Saisir les mots

Entendre ou voir un mot ne signifie pas qu’il est immédiatement compris. Le cerveau doit d'abord reconnaître les lettres, les assembler et «chercher» ce que le mot signifie dans son lexique mental.

Dans une nouvelle étude, des psychologues cognitifs du Cluster of Excellence Cognitive Interaction Technology (CITEC) de l'Université de Bielefeld ont montré comment la compréhension des mots peut être accélérée en demandant aux participants de saisir des objets tout en lisant en même temps.

La méthode pourrait offrir une approche pour de nouvelles thérapies, comme le traitement des patients victimes d'un AVC, selon les chercheurs allemands.

«Les dernières théories de la recherche en sciences cognitives émettent l'hypothèse que notre mémoire enregistre également les sensations physiques dans le cadre des mots stockés», a déclaré le Dr Dirk Koester, qui travaille dans un groupe de recherche dirigé par le Dr Thomas Schack.

«Semblable à une entrée dans un livre de référence, le cerveau enregistre un mot comme fouet, l'associant à des concepts tels que inanimé et appareil de cuisine. En plus de cela, le cerveau connecte le mot à sa propre expérience - comment un fouet se sent, par exemple, et qu'un mouvement de rotation y est lié. "

Pour la nouvelle étude, les chercheurs ont recruté 28 participants qui se sont assis devant un écran d'ordinateur où trois cubes se trouvaient l'un à côté de l'autre. L'un était de la taille d'une pomme, un de la taille d'une balle de tennis de table et un de la taille d'un dé.

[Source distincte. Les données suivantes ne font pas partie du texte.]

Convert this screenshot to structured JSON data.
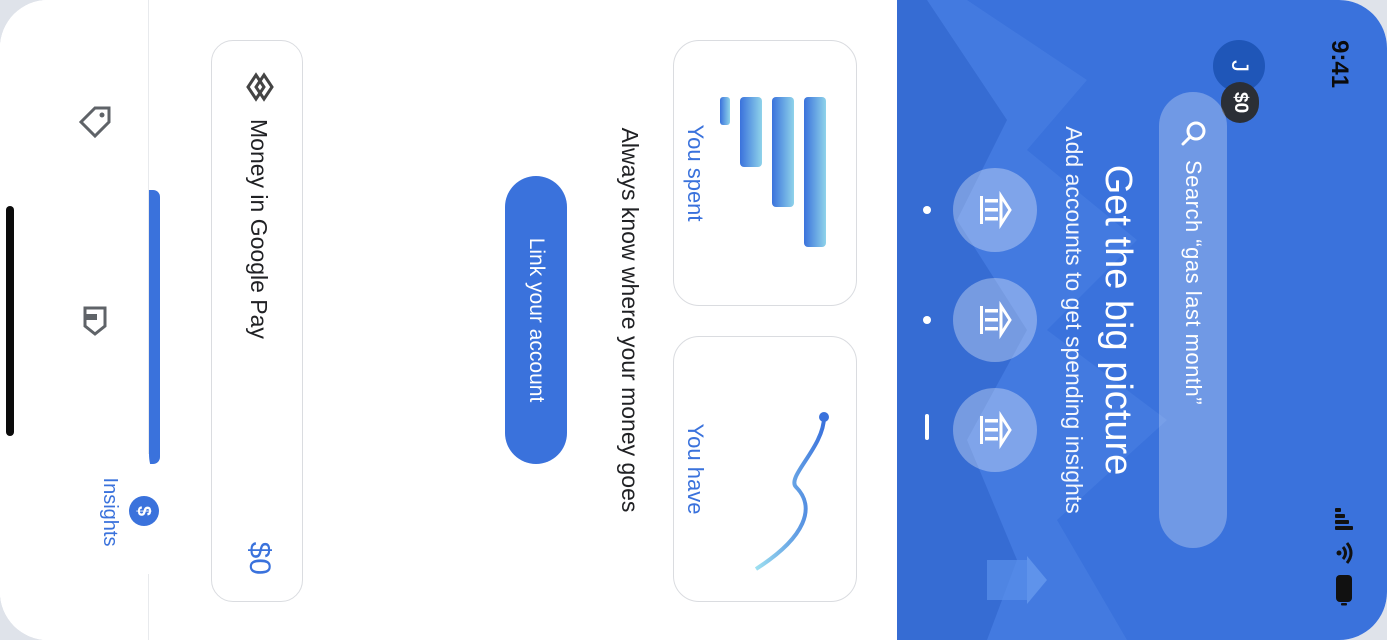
{
  "status_bar": {
    "time": "9:41"
  },
  "header": {
    "avatar_initial": "J",
    "balance_chip": "$0",
    "search_placeholder": "Search “gas last month”",
    "title": "Get the big picture",
    "subtitle": "Add accounts to get spending insights",
    "carousel_icons": [
      "bank-icon",
      "bank-icon",
      "bank-icon"
    ]
  },
  "cards": {
    "spent_label": "You spent",
    "have_label": "You have"
  },
  "tagline": "Always know where your money goes",
  "link_button": "Link your account",
  "money_row": {
    "label": "Money in Google Pay",
    "amount": "$0"
  },
  "bottom_nav": {
    "active_label": "Insights",
    "badge": "$",
    "icons": [
      "tag-icon",
      "label-icon",
      "insights-icon"
    ]
  },
  "colors": {
    "accent": "#3a72dc",
    "header_bg": "#3a72dc"
  }
}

Des mots sont alors apparus dans l'un des champs de l'écran - parfois des mots inventés, parfois des vrais. Lorsqu'un pseudo-mot tel que «whask» était affiché, les participants n'avaient rien à faire.

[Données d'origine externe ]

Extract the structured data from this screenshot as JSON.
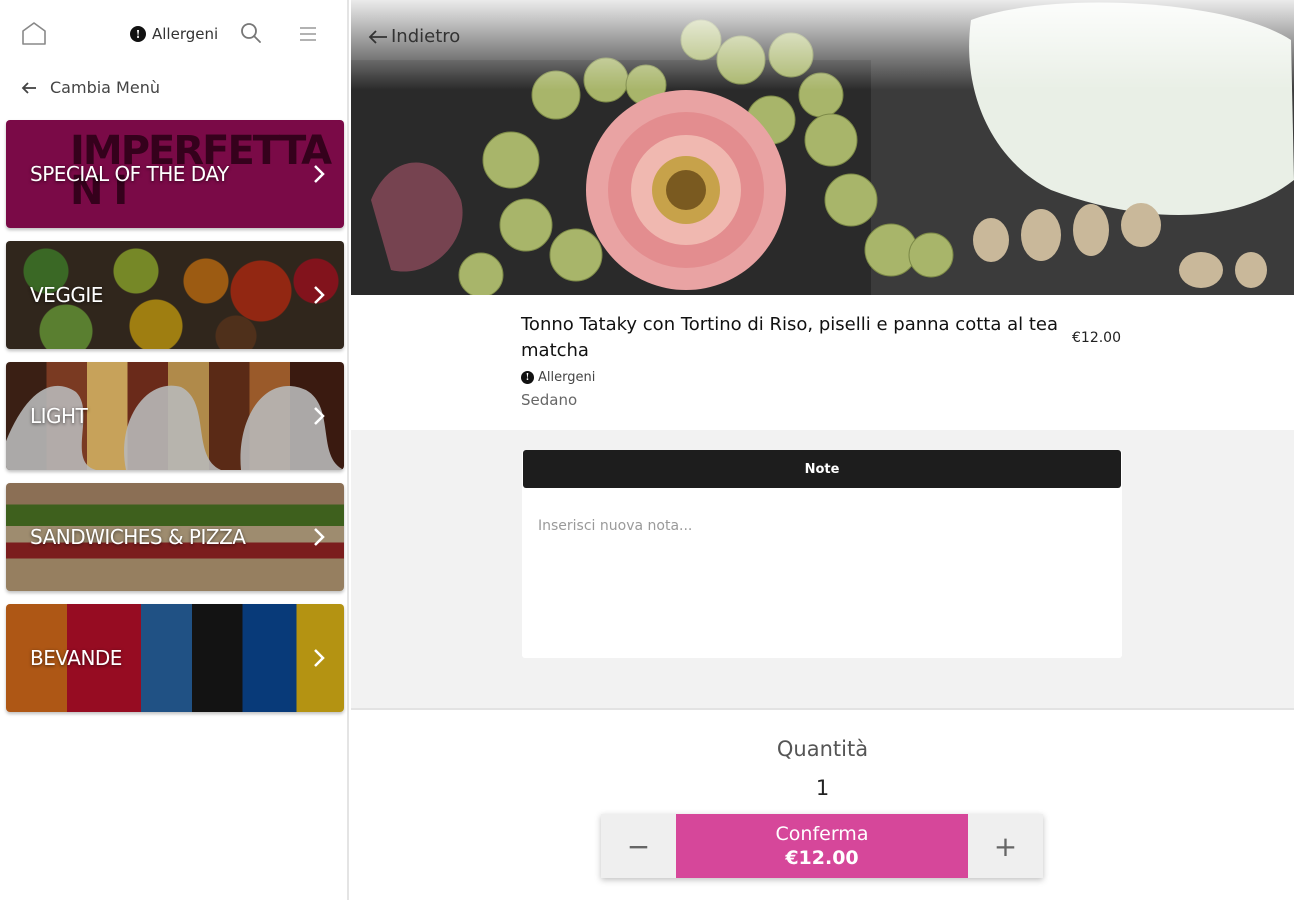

Mais si un vrai nom comme «orange» apparaissait, ils étaient censés saisir le cube correspondant à ce champ respectif. Un capuchon d'électrode EEG a enregistré l'activité cérébrale, permettant aux chercheurs d'évaluer la manière dont le mot a été traité.

«Lorsque les participants à l'étude ont dû saisir un objet pendant la lecture, leur cerveau a traité des parties du sens des mots plus tôt que dans les études précédentes dans lesquelles les mots étaient évalués sans que quelque chose ne soit saisi», a déclaré Koester.

Des études antérieures ont montré qu'il faut au cerveau un tiers de seconde pour traiter un mot.

"Dans notre étude, cependant, nous avons pu montrer que la compréhension peut déjà commencer beaucoup plus tôt, après seulement un dixième de seconde - si une action de saisie est nécessaire", a déclaré Koester.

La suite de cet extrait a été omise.